It Wasn't Us
It been an interesting couple of weeks here in the Puget Sound area, if you follow murder cases. On the one hand, the murder of four Lakewood, Washington police officers by "Arkansas parolee" Maurice Clemmons is still making front page news. On the other hand, the conviction of West Seattle native Amanda Knox in an Italian court for a part in the murder of her British roommate still vies with it for the public's attention.
Locals are upset about both cases, for reasons that are as different as the cases themselves. In the Clemmons case, there seems to be something of a consensus forming that It's All Arkansas' Fault, along with Mike Huckabee. (While Clemmons might turn out to be Huckabee's Willie Horton, I suspect that the local opinion that it nails shut the coffin on his political career is likely premature.) Although it's more or less a truism that if Clemmons were still sitting in an Arkansas prison, he wouldn't have been in a position to shoot four police officers, the sudden expectation of precognition on the part of authorities there seems unrealistic. This hasn't stopped the Governor from saying that no more paroled convicts from Arkansas will be allowed into the state until a full investigation has been completed. (Preferably, it seems, one that places all the blame in Arkansas.)
On the other side of the coin, there's also a constant whisper of It's All Italy's Fault that Amanda Knox was convicted. Senator Maria Cantwell has said that she plans to go to Secretary of State Hillary Clinton, to share concerns over "whether 'anti-Americanism' tainted the trial." This despite the fact that Knox may have sunk her own ship by not having a consistent story about where she was that night (she claimed that she was in the home and heard her roommate dying - but later claimed she was elsewhere), and by pointing the finger at someone who was later exonerated. But people here still talk about corruption in the Italian legal system, and voice doubts Knox was given a fair trial.

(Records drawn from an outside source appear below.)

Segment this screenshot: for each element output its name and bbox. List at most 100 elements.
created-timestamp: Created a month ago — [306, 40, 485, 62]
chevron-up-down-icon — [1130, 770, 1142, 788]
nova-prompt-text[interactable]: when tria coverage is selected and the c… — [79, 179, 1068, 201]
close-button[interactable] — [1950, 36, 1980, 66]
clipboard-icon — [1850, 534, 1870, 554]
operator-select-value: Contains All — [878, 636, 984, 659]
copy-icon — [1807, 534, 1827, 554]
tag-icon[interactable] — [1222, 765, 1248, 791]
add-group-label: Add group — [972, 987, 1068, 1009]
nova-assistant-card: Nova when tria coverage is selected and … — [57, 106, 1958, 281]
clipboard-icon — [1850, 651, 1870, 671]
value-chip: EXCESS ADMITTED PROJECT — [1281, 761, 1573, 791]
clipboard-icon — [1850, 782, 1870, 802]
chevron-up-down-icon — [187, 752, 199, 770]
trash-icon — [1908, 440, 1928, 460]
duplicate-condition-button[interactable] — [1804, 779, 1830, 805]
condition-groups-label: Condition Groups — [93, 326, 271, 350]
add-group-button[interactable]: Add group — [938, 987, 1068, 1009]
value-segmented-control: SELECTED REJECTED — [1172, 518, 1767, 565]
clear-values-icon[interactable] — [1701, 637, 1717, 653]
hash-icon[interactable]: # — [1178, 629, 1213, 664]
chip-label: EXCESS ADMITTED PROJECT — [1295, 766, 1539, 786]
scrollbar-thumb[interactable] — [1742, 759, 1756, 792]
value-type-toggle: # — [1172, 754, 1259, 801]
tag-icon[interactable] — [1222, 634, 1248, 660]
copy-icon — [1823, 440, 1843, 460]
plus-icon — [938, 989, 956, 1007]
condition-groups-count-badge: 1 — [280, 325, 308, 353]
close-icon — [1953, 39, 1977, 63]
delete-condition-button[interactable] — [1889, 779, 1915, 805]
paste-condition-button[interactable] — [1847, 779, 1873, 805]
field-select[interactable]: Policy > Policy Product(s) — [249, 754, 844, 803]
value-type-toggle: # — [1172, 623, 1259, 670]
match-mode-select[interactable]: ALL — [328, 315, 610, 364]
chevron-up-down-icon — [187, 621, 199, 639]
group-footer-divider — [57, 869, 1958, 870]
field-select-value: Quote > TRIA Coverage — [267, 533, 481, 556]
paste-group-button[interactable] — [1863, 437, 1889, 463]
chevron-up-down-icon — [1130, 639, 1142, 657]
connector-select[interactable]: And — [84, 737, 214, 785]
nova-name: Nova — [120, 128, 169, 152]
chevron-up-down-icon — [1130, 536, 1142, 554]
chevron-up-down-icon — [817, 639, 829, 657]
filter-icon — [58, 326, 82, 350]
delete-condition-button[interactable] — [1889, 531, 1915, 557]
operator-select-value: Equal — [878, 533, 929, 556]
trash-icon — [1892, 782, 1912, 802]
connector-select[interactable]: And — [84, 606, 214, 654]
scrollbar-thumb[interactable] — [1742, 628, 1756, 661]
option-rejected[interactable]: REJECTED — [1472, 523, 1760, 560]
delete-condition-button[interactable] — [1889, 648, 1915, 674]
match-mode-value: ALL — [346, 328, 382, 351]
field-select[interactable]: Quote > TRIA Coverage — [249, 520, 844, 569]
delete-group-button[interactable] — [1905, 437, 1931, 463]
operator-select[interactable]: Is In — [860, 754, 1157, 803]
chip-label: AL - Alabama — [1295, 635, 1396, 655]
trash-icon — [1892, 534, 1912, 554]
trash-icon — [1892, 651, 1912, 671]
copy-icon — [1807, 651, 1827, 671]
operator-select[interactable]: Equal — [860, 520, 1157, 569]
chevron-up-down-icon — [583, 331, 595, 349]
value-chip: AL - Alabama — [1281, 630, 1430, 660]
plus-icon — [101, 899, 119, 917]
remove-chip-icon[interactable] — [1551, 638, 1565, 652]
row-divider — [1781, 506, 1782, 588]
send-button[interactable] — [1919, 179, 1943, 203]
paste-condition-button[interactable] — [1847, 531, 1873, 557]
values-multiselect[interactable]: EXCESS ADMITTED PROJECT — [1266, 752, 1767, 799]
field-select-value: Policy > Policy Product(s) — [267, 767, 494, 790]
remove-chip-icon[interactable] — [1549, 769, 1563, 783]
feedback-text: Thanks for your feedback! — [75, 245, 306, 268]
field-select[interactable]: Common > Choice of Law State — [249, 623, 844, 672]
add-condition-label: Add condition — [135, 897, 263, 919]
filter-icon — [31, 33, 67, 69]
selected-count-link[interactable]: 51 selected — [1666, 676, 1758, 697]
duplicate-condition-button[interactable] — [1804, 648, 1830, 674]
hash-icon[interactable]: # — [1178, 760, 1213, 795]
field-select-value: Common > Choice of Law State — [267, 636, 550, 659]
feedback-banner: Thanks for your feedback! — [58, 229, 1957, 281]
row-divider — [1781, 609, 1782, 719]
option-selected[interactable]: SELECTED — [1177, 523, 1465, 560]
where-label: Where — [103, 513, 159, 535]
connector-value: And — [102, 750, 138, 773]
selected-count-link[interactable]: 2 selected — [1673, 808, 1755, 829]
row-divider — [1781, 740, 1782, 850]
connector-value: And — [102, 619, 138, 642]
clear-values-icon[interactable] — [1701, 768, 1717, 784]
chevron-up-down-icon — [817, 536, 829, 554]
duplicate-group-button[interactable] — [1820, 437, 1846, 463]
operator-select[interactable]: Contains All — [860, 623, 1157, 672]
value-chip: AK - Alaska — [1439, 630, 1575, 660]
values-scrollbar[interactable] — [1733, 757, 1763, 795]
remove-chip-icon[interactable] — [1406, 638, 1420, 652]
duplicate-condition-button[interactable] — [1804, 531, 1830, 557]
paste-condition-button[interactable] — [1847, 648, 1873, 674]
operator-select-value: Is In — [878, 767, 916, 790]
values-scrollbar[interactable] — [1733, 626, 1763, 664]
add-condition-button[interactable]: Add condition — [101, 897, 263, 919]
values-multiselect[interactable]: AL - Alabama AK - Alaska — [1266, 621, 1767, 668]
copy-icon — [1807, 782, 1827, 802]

Much of this is to be expected - Clemmons was a black male from elsewhere, while Knox is an attractive, white, female local. That alone could easily explain the differences in people's reactions. But there's another side of things, that doesn't drive as much press: people in the Seattle area seem to like blaming the world's ills on people from elsewhere - as then-Mayor Paul Schell blamed the riots that made 1999's World Trade Organization meeting in Seattle into a complete fiasco on out-of-town anarchists. There seems to be a desire on the part of certain people in the Puget Sound area to believe they live in an Earthly Paradise - or at least they WOULD, if it weren't for all of the transplants who flooded the place, bringing crime, traffic, the housing bubble and bad coffee. (One wonders what the Native American population would say about this.) Normally, this manifests itself as what's sometimes termed "the Seattle Chill" (the tendency of Seattlites to be polite, while managing to be distinctly unwelcoming to newcomers). Every so often, this manifests itself as a minor hostility to pretty much the entire rest of the planet. Luckily for us, the rest of the planet rarely notices.